Peng Feng, Hu Dan, Lin Xiandong, Chen Gang, Liang Binying, Li Chao, Chen Yan, Cui Zhaolei, Zhang Hejun, Lin Jixiu, Zheng Xiongwei, Niu Wenquan
Department of Cardiology, The First Affiliated Hospital of Fujian Medical University, Fuzhou, Fujian, China.
Department of Pathology, Fujian Provincial Cancer Hospital, The Affiliated Hospital of Fujian Medical University, Fuzhou, Fujian, China.
J Cancer. 2017 Mar 12;8(6):967-975. doi: 10.7150/jca.18000. eCollection 2017.
We sought to evaluate the prognosis of preoperative blood routine parameters for the mortality of colorectal cancer patients after surgery by eliciting a subset of data from the ongoing Fujian prospective investigation of cancer (FIESTA) study. 1318 colorectal cancer patients with completed survival data were enrolled between 2000 and 2008. Effect-size estimates are expressed as hazard ratio (HR) and 95% confidence interval (CI). The median follow-up time was 58.6 months. Elevated levels of neutrophil (adjusted HR, 95% CI, P: 1.22, 1.06-1.41, 0.006) and monocyte (1.32, 1.06-1.65, 0.013) were significantly associated with an increased risk of colorectal cancer mortality, whereas that of lymphocyte (0.60, 0.44-0.82, 0.001) and red blood cell count (0.20, 0.09-0.43, <0.001) were significantly associated with a reduced risk. Additionally, remarkable significance was reached for the neutrophil-to-lymphocyte ratio (1.12, 1.06-1.19, <0.001) and lymphocyte-to-monocyte ratio (0.60, 0.46-0.79, <0.001). Based on individual effect-estimates, a new derivate, monocyte to red blood cell count ratio namely MRR was created, and its association with colorectal cancer mortality was strikingly significant (1.48, 1.18-1.85, 0.001). Notably, elevated MRR was significantly associated with the mortality of early stage colorectal cancer, especially in patients with stage I-II (1.63, 1.04-2.56, 0.034), invasion depth T1-T2 (2.85, 1.45-5.61, 0.002), regional lymph node metastasis N0 (1.89, 1.29-2.77, 0.001) and tumor size ≤ 4.5 cm (1.84, 1.25-2.70, 0.002). We created a new derivate MRR, which was superior over classic blood routine derivates, and importantly the MRR exhibited a stronger ability in predicting poor prognosis of colorectal cancer, especially at the early stage.

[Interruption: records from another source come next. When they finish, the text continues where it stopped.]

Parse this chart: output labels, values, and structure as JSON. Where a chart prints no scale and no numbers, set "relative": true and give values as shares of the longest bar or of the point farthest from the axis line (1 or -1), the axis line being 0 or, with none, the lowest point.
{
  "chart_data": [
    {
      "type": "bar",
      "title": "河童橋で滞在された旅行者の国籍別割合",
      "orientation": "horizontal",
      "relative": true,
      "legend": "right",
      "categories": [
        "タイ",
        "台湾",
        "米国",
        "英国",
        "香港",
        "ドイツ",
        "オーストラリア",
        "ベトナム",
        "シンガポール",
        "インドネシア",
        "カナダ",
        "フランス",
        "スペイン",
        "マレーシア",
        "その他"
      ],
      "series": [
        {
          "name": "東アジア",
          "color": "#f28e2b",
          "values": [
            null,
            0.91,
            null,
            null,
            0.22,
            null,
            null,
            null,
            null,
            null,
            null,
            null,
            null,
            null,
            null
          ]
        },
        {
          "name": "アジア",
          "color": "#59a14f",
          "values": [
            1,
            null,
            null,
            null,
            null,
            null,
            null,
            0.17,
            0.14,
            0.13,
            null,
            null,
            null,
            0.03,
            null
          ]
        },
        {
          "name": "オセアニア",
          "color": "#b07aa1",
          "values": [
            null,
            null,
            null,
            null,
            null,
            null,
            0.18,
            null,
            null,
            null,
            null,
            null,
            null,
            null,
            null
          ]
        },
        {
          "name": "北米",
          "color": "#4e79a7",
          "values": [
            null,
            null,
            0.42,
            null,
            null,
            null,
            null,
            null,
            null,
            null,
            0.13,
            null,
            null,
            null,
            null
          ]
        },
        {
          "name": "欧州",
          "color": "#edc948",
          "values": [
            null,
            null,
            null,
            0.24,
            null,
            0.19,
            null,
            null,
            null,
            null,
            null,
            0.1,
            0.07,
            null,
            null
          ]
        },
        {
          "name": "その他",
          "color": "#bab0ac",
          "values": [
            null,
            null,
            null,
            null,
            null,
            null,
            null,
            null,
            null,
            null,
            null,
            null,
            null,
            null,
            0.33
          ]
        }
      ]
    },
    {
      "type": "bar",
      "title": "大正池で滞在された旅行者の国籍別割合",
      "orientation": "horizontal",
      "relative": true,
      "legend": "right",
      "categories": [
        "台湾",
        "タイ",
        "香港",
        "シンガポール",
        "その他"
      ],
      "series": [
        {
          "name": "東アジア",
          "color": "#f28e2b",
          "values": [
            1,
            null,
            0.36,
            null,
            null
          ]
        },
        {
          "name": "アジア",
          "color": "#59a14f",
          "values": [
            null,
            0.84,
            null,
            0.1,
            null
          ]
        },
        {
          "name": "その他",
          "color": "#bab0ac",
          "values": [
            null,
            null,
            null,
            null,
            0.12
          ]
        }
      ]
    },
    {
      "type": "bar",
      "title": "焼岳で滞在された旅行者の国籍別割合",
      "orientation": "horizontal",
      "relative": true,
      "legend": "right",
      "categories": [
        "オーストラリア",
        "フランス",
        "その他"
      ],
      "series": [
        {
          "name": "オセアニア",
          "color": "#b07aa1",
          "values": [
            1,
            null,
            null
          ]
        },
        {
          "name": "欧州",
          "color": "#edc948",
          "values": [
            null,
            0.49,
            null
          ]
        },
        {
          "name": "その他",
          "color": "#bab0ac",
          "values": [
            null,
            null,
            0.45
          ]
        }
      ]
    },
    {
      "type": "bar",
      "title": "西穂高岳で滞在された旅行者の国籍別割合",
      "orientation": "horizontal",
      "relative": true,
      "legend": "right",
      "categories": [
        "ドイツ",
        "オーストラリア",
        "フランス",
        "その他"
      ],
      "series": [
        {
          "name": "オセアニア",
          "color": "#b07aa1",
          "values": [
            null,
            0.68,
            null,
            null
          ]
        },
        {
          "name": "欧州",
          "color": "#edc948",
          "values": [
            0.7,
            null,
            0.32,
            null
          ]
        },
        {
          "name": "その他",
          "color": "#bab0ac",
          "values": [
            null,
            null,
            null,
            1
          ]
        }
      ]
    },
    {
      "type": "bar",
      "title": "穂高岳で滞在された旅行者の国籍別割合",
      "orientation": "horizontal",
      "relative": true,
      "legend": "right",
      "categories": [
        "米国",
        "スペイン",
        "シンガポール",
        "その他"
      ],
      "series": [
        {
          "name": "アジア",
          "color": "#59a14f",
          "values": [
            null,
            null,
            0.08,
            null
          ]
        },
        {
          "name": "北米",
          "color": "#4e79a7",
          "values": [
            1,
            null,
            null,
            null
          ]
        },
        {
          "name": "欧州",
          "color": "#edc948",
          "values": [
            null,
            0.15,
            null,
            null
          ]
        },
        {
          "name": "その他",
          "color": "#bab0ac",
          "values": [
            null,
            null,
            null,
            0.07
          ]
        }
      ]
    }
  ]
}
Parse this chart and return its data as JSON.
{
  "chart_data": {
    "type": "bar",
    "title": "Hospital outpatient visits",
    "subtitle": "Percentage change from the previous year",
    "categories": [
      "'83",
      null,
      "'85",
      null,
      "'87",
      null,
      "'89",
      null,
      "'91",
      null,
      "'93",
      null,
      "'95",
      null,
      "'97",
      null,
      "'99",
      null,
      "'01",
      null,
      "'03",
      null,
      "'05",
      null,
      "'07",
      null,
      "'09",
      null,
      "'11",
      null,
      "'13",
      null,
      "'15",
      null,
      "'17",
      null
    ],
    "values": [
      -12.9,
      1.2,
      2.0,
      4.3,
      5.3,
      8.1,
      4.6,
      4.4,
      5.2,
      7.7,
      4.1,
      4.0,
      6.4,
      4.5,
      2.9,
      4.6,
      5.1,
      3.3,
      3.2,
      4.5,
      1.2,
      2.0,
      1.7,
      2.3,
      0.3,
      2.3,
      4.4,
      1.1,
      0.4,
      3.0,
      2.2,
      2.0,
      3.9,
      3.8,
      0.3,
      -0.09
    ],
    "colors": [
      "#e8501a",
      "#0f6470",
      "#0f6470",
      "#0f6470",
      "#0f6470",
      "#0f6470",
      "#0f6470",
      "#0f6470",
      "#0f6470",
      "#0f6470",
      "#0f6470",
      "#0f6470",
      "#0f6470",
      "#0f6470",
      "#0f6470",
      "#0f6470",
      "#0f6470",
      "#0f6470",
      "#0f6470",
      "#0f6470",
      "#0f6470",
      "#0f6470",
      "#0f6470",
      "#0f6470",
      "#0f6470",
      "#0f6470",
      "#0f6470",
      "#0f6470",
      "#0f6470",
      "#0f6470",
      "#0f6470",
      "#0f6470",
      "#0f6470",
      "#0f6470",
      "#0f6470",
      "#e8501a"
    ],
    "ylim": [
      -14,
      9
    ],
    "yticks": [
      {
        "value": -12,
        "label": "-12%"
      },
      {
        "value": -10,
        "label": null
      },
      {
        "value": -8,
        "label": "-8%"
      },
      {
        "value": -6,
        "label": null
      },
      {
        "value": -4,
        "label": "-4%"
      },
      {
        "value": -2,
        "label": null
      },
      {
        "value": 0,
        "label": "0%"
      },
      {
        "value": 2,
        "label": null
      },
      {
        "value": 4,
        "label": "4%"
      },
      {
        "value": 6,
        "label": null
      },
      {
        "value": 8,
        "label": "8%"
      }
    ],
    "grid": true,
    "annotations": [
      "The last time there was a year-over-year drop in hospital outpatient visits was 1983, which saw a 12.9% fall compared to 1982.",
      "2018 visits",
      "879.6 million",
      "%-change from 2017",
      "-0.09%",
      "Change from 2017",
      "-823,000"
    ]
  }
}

我们试图通过从正在进行的福建癌症前瞻性调查(FIESTA)研究中提取一部分数据,来评估术前血常规参数对结直肠癌患者术后死亡率的预后价值。2000年至2008年间,共纳入了1318例有完整生存数据的结直肠癌患者。效应量估计值以风险比(HR)和95%置信区间(CI)表示。中位随访时间为58.6个月。中性粒细胞水平升高(校正HR,95%CI,P:1.22,1.06 - 1.41,0.006)和单核细胞水平升高(1.32,1.06 - 1.65,0.013)与结直肠癌死亡风险增加显著相关,而淋巴细胞水平(0.60,0.44 - 0.82,0.001)和红细胞计数(0.20,0.09 - 0.43,<0.001)与死亡风险降低显著相关。此外,中性粒细胞与淋巴细胞比值(1.12,1.06 - 1.19,<0.001)和淋巴细胞与单核细胞比值(0.60,0.46 - 0.79,<0.001)也具有显著意义。基于个体效应估计值,创建了一个新的衍生指标,即单核细胞与红细胞计数比值(MRR),其与结直肠癌死亡率的关联极为显著(1.48,1.18 - 1.85,0.001)。值得注意的是,MRR升高与早期结直肠癌死亡率显著相关,尤其是I - II期患者(1.63,1.04 - 2.56,0.034)、浸润深度T1 - T2患者(2.85,1.45 - 5.61,0.002)、区域淋巴结转移N0患者(1.89,1.29 - 2.77,0.001)和肿瘤大小≤4.5 cm的患者(1.84,1.25 - 2.70,0.002)。我们创建了一个新的衍生指标MRR,它优于经典的血常规衍生指标,重要的是,MRR在预测结直肠癌不良预后方面表现出更强的能力,尤其是在早期阶段。